O clima de que a pandemia havia sido derrotada tomou conta dos israelenses. As máscaras quase desapareceram completamente dos espaços públicos e a vida voltou ao “normal”. Mas a despreocupação durou pouco. No último dia 17 foram registrados mais de 8 mil novos casos de infecção por coronavírus em Israel e as mortes voltaram a assustar: 46 óbitos no dia 15, outras 19 no dia 16 e na última terça-feira, 17 óbitos.

Não menos emblemático é o Reino Unido, país que havia conseguido um dos melhores resultados no controle da pandemia na Europa. No auge da crise, em janeiro, os britânicos chegaram a registrar mais de 1,8 mil mortos num único dia.

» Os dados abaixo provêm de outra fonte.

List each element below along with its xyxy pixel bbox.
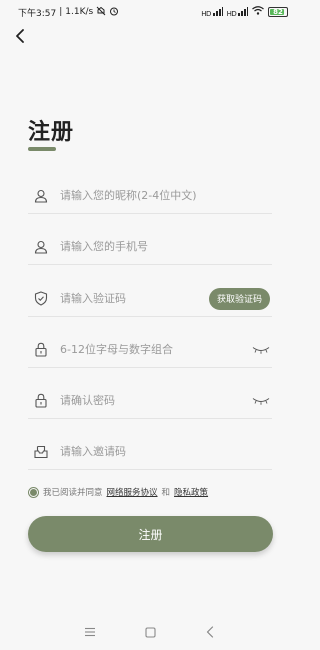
agreement-radio[interactable] [28,486,39,498]
alarm-icon [109,6,119,19]
signal-icon: HD [201,6,223,18]
nickname-field-row [28,178,272,214]
lock-icon [32,392,50,410]
wifi-icon [252,6,264,18]
system-nav-bar [0,614,300,650]
status-speed: 1.1K/s [65,7,94,17]
signal-icon: HD [226,6,248,18]
menu-icon [85,627,95,637]
shield-icon [32,290,50,308]
signal-label: HD [226,9,237,18]
agreement-and: 和 [161,488,171,498]
confirm-password-field-row [28,383,272,419]
agreement-row: 我已阅读并同意 网络服务协议和隐私政策 [28,486,208,498]
invite-field-row [28,434,272,470]
battery-icon: 82 [268,7,288,17]
register-button[interactable]: 注册 [28,516,273,552]
get-code-button[interactable]: 获取验证码 [208,287,270,310]
user-icon [32,187,50,205]
battery-text: 82 [273,8,283,16]
status-right: HD HD 82 [201,6,288,18]
radio-dot [30,488,37,496]
menu-nav-button[interactable] [80,622,100,642]
service-agreement-link[interactable]: 网络服务协议 [107,486,158,498]
chevron-left-icon [206,626,214,638]
status-left: 下午3:57 | 1.1K/s [18,6,119,19]
status-time: 下午3:57 [18,8,57,19]
phone-field-row [28,229,272,265]
status-bar: 下午3:57 | 1.1K/s HD HD 82 [0,0,300,24]
home-square-icon [144,626,156,638]
inbox-icon [32,443,50,461]
password-field-row [28,332,272,368]
user-icon [32,238,50,256]
status-separator: | [59,7,63,17]
signal-label: HD [201,9,211,18]
invite-code-input[interactable] [60,445,272,458]
code-input[interactable] [60,292,209,305]
agreement-prefix: 我已阅读并同意 [43,488,103,498]
eye-closed-icon[interactable] [252,396,270,406]
password-input[interactable] [60,343,252,356]
mute-icon [96,6,106,19]
lock-icon [32,341,50,359]
back-button[interactable] [8,24,32,48]
privacy-policy-link[interactable]: 隐私政策 [174,486,208,498]
nickname-input[interactable] [60,189,272,202]
back-nav-button[interactable] [200,622,220,642]
home-nav-button[interactable] [140,622,160,642]
chevron-left-icon [16,29,24,43]
page-title: 注册 [28,120,75,145]
title-underline [28,147,56,151]
code-field-row: 获取验证码 [28,281,272,317]
confirm-password-input[interactable] [60,394,252,407]
phone-input[interactable] [60,240,272,253]
eye-closed-icon[interactable] [252,345,270,355]
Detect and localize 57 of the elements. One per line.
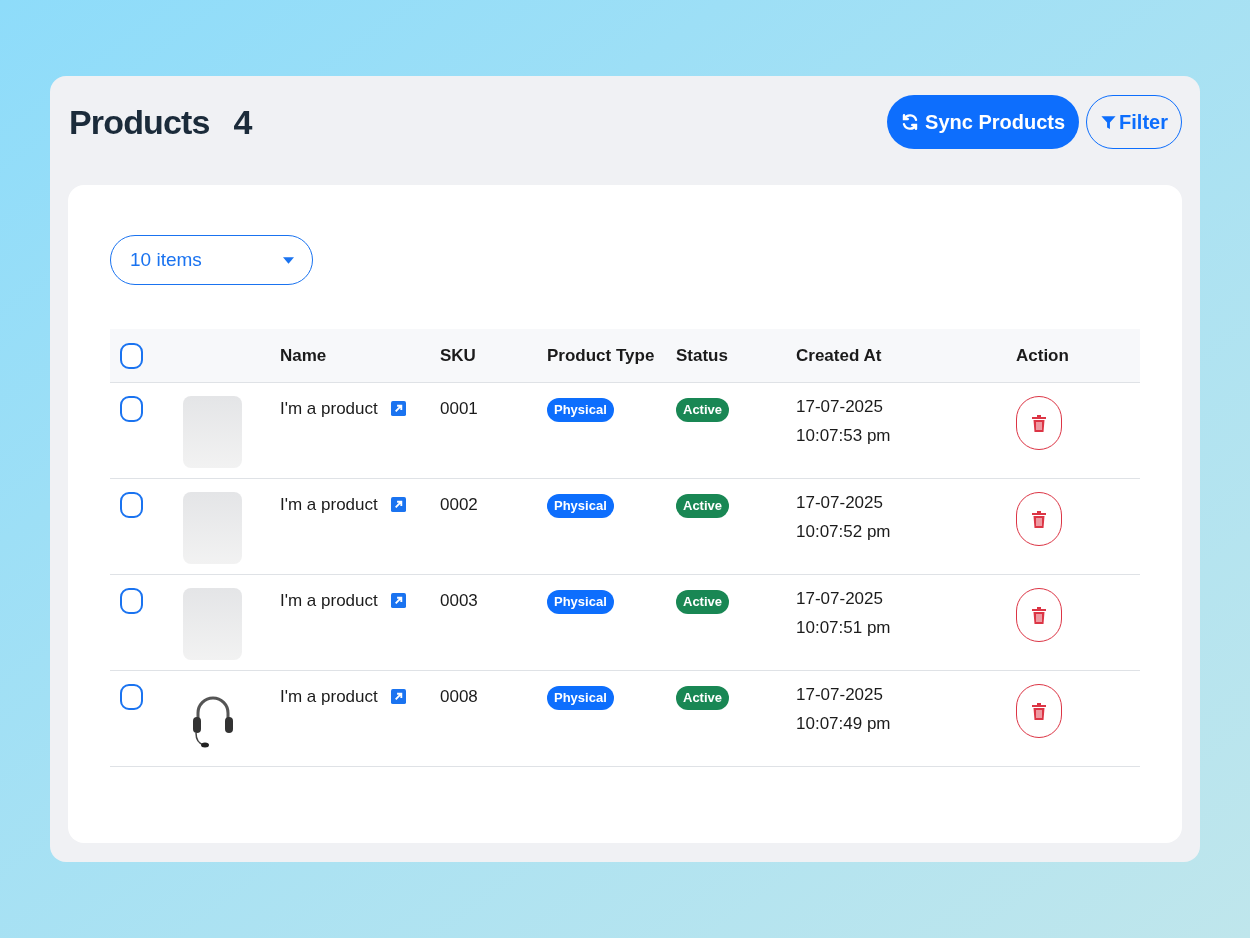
trash-icon	[1032, 606, 1046, 624]
external-link-icon[interactable]	[390, 689, 406, 705]
created-time: 10:07:53 pm	[796, 425, 892, 447]
delete-button[interactable]	[1016, 684, 1062, 738]
created-date: 17-07-2025	[796, 396, 884, 418]
photo-placeholder	[183, 396, 242, 468]
sku-cell: 0008	[440, 687, 478, 706]
created-time: 10:07:52 pm	[796, 521, 892, 543]
column-header: Action	[1016, 345, 1069, 365]
checkbox[interactable]	[120, 342, 143, 369]
created-date: 17-07-2025	[796, 684, 884, 706]
photo-placeholder	[183, 492, 242, 564]
created-time: 10:07:51 pm	[796, 617, 892, 639]
product-name: I'm a product	[280, 494, 378, 516]
checkbox[interactable]	[120, 492, 143, 518]
page-size-select[interactable]: 10 items	[110, 235, 313, 285]
sku-cell: 0002	[440, 495, 478, 514]
external-link-icon[interactable]	[390, 593, 406, 609]
status-badge: Active	[676, 590, 730, 614]
product-count: 4	[233, 101, 253, 143]
product-name: I'm a product	[280, 686, 378, 708]
external-link-icon[interactable]	[390, 497, 406, 513]
trash-icon	[1032, 702, 1046, 720]
checkbox[interactable]	[120, 684, 143, 710]
trash-icon	[1032, 414, 1046, 432]
created-date: 17-07-2025	[796, 492, 884, 514]
product-name: I'm a product	[280, 590, 378, 612]
page-title: Products	[69, 101, 210, 143]
refresh-icon	[901, 113, 920, 131]
column-header: Product Type	[547, 345, 655, 365]
external-link-icon[interactable]	[390, 401, 406, 417]
status-badge: Active	[676, 686, 730, 710]
column-header: Created At	[796, 345, 882, 365]
sku-cell: 0003	[440, 591, 478, 610]
product-type-badge: Physical	[547, 398, 614, 422]
column-header: Name	[280, 345, 327, 365]
filter-icon	[1100, 113, 1118, 131]
column-header: Status	[676, 345, 728, 365]
sku-cell: 0001	[440, 399, 478, 418]
product-type-badge: Physical	[547, 590, 614, 614]
product-type-badge: Physical	[547, 686, 614, 710]
status-badge: Active	[676, 494, 730, 518]
photo-placeholder	[183, 588, 242, 660]
product-name: I'm a product	[280, 398, 378, 420]
trash-icon	[1032, 510, 1046, 528]
status-badge: Active	[676, 398, 730, 422]
caret-icon	[283, 256, 294, 264]
sync-products-button[interactable]: Sync Products	[887, 95, 1080, 149]
checkbox[interactable]	[120, 396, 143, 422]
delete-button[interactable]	[1016, 492, 1062, 546]
delete-button[interactable]	[1016, 588, 1062, 642]
column-header: SKU	[440, 345, 476, 365]
product-type-badge: Physical	[547, 494, 614, 518]
checkbox[interactable]	[120, 588, 143, 614]
created-date: 17-07-2025	[796, 588, 884, 610]
delete-button[interactable]	[1016, 396, 1062, 450]
created-time: 10:07:49 pm	[796, 713, 892, 735]
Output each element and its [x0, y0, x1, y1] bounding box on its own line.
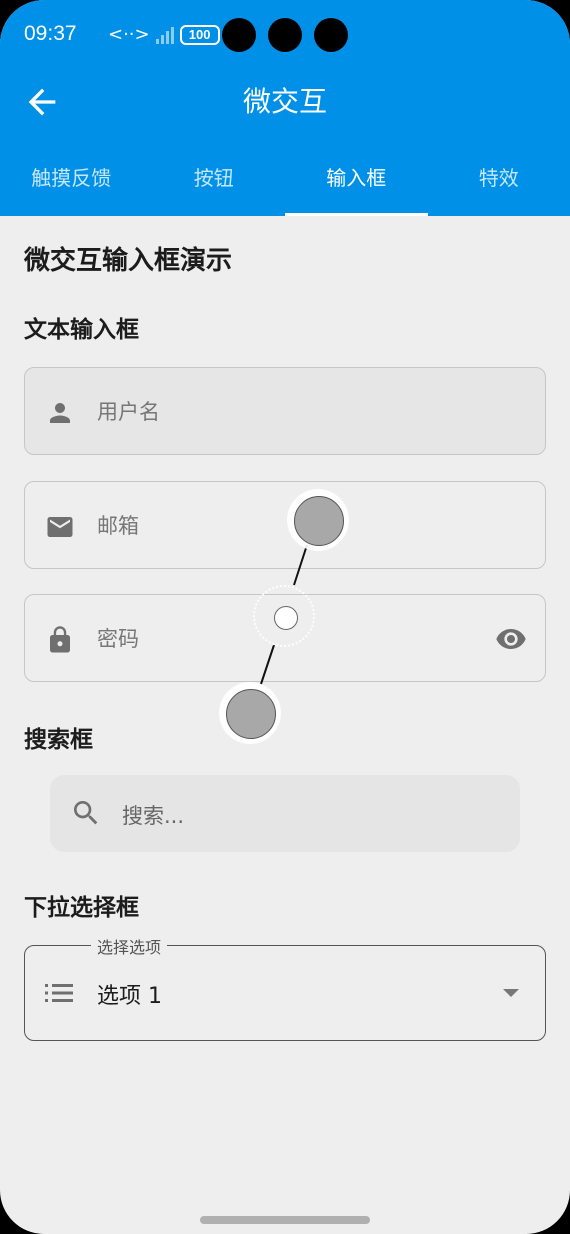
- lock-icon: [50, 626, 70, 653]
- email-field[interactable]: 邮箱: [24, 481, 546, 569]
- tab-effects[interactable]: 特效: [428, 148, 570, 216]
- search-placeholder: 搜索...: [122, 804, 185, 828]
- camera-cutouts: [222, 18, 348, 52]
- tab-bar: 触摸反馈 按钮 输入框 特效: [0, 148, 570, 216]
- username-placeholder: 用户名: [97, 400, 160, 424]
- dropdown-label: 选择选项: [91, 934, 168, 958]
- password-placeholder: 密码: [97, 627, 139, 651]
- person-icon: [50, 403, 70, 423]
- username-field[interactable]: 用户名: [24, 367, 546, 455]
- mail-icon: [47, 517, 73, 537]
- content-heading: 微交互输入框演示: [24, 246, 233, 276]
- tab-touch-feedback[interactable]: 触摸反馈: [0, 148, 143, 216]
- tab-input-fields[interactable]: 输入框: [285, 148, 428, 216]
- home-indicator[interactable]: [200, 1216, 370, 1224]
- search-input[interactable]: 搜索...: [50, 775, 520, 852]
- caret-down-icon: [503, 989, 519, 997]
- section-title-text-inputs: 文本输入框: [24, 317, 139, 343]
- camera-lens: [314, 18, 348, 52]
- touch-point-start: [287, 489, 349, 551]
- touch-point-mid: [253, 585, 315, 647]
- page-title: 微交互: [242, 85, 327, 118]
- status-bar: 09:37 <··> 100: [0, 0, 570, 70]
- dropdown-value: 选项 1: [97, 984, 162, 1009]
- camera-lens: [222, 18, 256, 52]
- dropdown-select[interactable]: 选择选项 选项 1: [24, 934, 546, 1041]
- section-title-dropdown: 下拉选择框: [24, 895, 139, 921]
- battery-icon: 100: [179, 24, 220, 45]
- signal-bars-icon: [155, 26, 174, 44]
- email-placeholder: 邮箱: [97, 514, 139, 538]
- data-transfer-icon: <··>: [108, 24, 150, 45]
- app-bar: 09:37 <··> 100 微交互 触摸反馈 按钮 输入框 特效: [0, 0, 570, 216]
- list-icon: [45, 984, 73, 1002]
- tab-buttons[interactable]: 按钮: [143, 148, 286, 216]
- camera-lens: [268, 18, 302, 52]
- eye-icon[interactable]: [493, 623, 529, 655]
- phone-screen: 09:37 <··> 100 微交互 触摸反馈 按钮 输入框 特效 微交互输入框…: [0, 0, 570, 1234]
- status-icons: <··> 100: [108, 24, 220, 45]
- section-title-search: 搜索框: [24, 727, 93, 753]
- search-icon: [74, 801, 98, 825]
- status-time: 09:37: [24, 22, 77, 45]
- touch-point-end: [219, 682, 281, 744]
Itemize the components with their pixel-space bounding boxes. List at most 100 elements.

No final de maio e início de junho a taxa caiu para menos de 10. A queda também se deu no número de novas infecções, passando de mais de 60 mil por dia em janeiro para menos de 100 no final de maio.

Assim como ocorreu em Israel, a confiança voltou ao Reino Unido. Mas em meados de julho os novos casos atingiram novamente cifra acima de 50 mil por dia. As mortes também voltaram a assustar a partir do final de julho. No último dia 17 foram 170 óbitos por Covid-19.

A Grã-Bretanha relatou nesta quarta-feira (18) que os novos casos de Covid-19 entre 12 e 18 de agosto aumentaram 7,6% em comparação com os sete dias anteriores.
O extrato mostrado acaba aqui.